-
lance.write_dataset(data_obj: ReaderLike, uri: str | Path | LanceDataset, schema: pa.Schema | None =
None
, mode: str ='create'
, *, max_rows_per_file: int =1048576
, max_rows_per_group: int =1024
, max_bytes_per_file: int =96636764160
, commit_lock: CommitLock | None =None
, progress: FragmentWriteProgress | None =None
, storage_options: dict[str, str] | None =None
, data_storage_version: str | None =None
, use_legacy_format: bool | None =None
, enable_v2_manifest_paths: bool =False
, enable_move_stable_row_ids: bool =False
) LanceDataset Write a given data_obj to the given uri
- Parameters:
- data_obj : Reader-like¶
The data to be written. Acceptable types are: - Pandas DataFrame, Pyarrow Table, Dataset, Scanner, or RecordBatchReader - Huggingface dataset
- uri : str, Path, or LanceDataset¶
Where to write the dataset to (directory). If a LanceDataset is passed, the session will be reused.
- schema : Schema, optional¶
If specified and the input is a pandas DataFrame, use this schema instead of the default pandas to arrow table conversion.
- mode : str¶
create - create a new dataset (raises if uri already exists). overwrite - create a new snapshot version append - create a new version that is the concat of the input the latest version (raises if uri does not exist)
- max_rows_per_file : int, default 1024 * 1024¶
The max number of rows to write before starting a new file
- max_rows_per_group : int, default 1024¶
The max number of rows before starting a new group (in the same file)
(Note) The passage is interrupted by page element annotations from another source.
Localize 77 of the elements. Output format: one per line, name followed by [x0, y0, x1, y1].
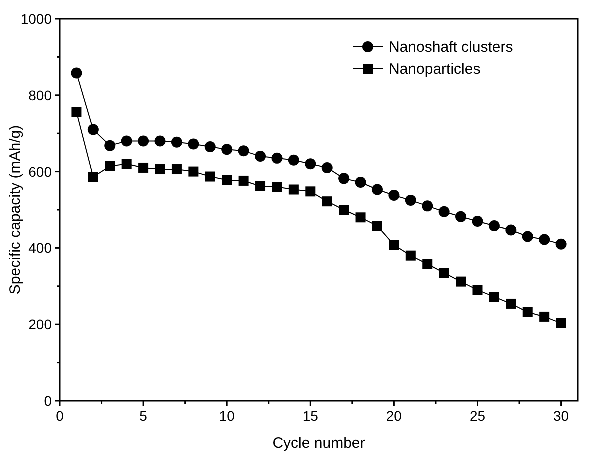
point — [372, 221, 382, 232]
point — [256, 181, 266, 192]
point — [205, 172, 216, 182]
point — [306, 186, 316, 197]
point — [121, 136, 132, 147]
point — [272, 182, 282, 192]
y-tick-label: 200 — [28, 316, 52, 333]
point — [438, 206, 450, 218]
point — [222, 175, 232, 186]
point — [488, 220, 500, 232]
point — [322, 196, 332, 207]
x-tick-label: 15 — [302, 408, 319, 424]
point — [506, 298, 516, 309]
legend-label: Nanoshaft clusters — [389, 39, 514, 56]
point — [138, 136, 150, 147]
point — [556, 238, 567, 250]
point — [338, 173, 350, 184]
point — [255, 151, 266, 162]
y-tick-label: 800 — [28, 87, 52, 104]
point — [472, 285, 483, 296]
x-tick-label: 20 — [386, 408, 402, 424]
point — [539, 234, 550, 246]
point — [322, 162, 333, 174]
x-tick-label: 0 — [56, 408, 64, 424]
point — [105, 161, 116, 172]
legend-label: Nanoparticles — [389, 61, 481, 78]
x-tick-label: 10 — [219, 408, 236, 424]
point — [155, 164, 166, 175]
x-axis-title: Cycle number — [272, 435, 366, 452]
point — [288, 184, 299, 195]
point — [154, 136, 166, 147]
point — [556, 318, 566, 328]
point — [305, 158, 316, 170]
point — [88, 124, 99, 136]
x-tick-label: 25 — [470, 408, 486, 424]
point — [406, 250, 416, 261]
point — [422, 259, 433, 270]
point — [356, 212, 366, 223]
y-tick-label: 0 — [44, 393, 52, 409]
point — [388, 190, 400, 201]
y-tick-label: 1000 — [20, 11, 52, 27]
point — [355, 176, 366, 188]
x-tick-label: 5 — [140, 408, 148, 424]
point — [188, 138, 200, 150]
point — [72, 107, 82, 118]
point — [171, 136, 182, 148]
point — [88, 172, 98, 182]
point — [405, 194, 416, 206]
point — [456, 211, 467, 222]
point — [439, 268, 450, 278]
point — [188, 166, 199, 177]
point — [389, 240, 400, 250]
point — [122, 159, 132, 170]
point — [472, 216, 484, 227]
y-axis-title: Specific capacity (mAh/g) — [7, 125, 24, 295]
point — [138, 162, 149, 173]
point — [238, 146, 250, 157]
point — [238, 176, 249, 186]
point — [222, 144, 233, 156]
x-tick-label: 30 — [554, 408, 570, 424]
point — [372, 184, 383, 196]
point — [104, 140, 116, 152]
point — [71, 68, 82, 79]
point — [172, 164, 182, 175]
point — [456, 276, 466, 287]
y-tick-label: 600 — [28, 164, 52, 180]
point — [489, 292, 500, 302]
point — [540, 312, 550, 322]
point — [522, 307, 533, 318]
point — [522, 231, 534, 242]
y-tick-label: 400 — [28, 240, 52, 256]
point — [288, 154, 300, 166]
point — [272, 152, 283, 164]
point — [204, 141, 216, 152]
point — [422, 200, 434, 212]
point — [506, 224, 517, 236]
point — [339, 205, 350, 215]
- max_bytes_per_file : int, default 90 * 1024 * 1024 * 1024¶
The max number of bytes to write before starting a new file. This is a soft limit. This limit is checked after each group is written, which means larger groups may cause this to be overshot meaningfully. This defaults to 90 GB, since we have a hard limit of 100 GB per file on object stores.
- commit_lock : CommitLock, optional¶
A custom commit lock. Only needed if your object store does not support atomic commits. See the user guide for more details.
- progress : FragmentWriteProgress, optional¶
Experimental API. Progress tracking for writing the fragment. Pass a custom class that defines hooks to be called when each fragment is starting to write and finishing writing.
- storage_options : optional, dict¶
Extra options that make sense for a particular storage connection. This is used to store connection parameters like credentials, endpoint, etc.
- data_storage_version : optional, str, default None¶
The version of the data storage format to use. Newer versions are more efficient but require newer versions of lance to read. The default (None) will use the latest stable version. See the user guide for more details.
- use_legacy_format : optional, bool, default None¶
Deprecated method for setting the data storage version. Use the data_storage_version parameter instead.
- enable_v2_manifest_paths : bool, optional¶
If True, and this is a new dataset, uses the new V2 manifest paths. These paths provide more efficient opening of datasets with many versions on object stores. This parameter has no effect if the dataset already exists. To migrate an existing dataset, instead use the
LanceDataset.migrate_manifest_paths_v2()
method. Default is False.- enable_move_stable_row_ids : bool, optional¶
Experimental parameter: if set to true, the writer will use move-stable row ids. These row ids are stable after compaction operations, but not after updates. This makes compaction more efficient, since with stable row ids no secondary indices need to be updated to point to new row ids.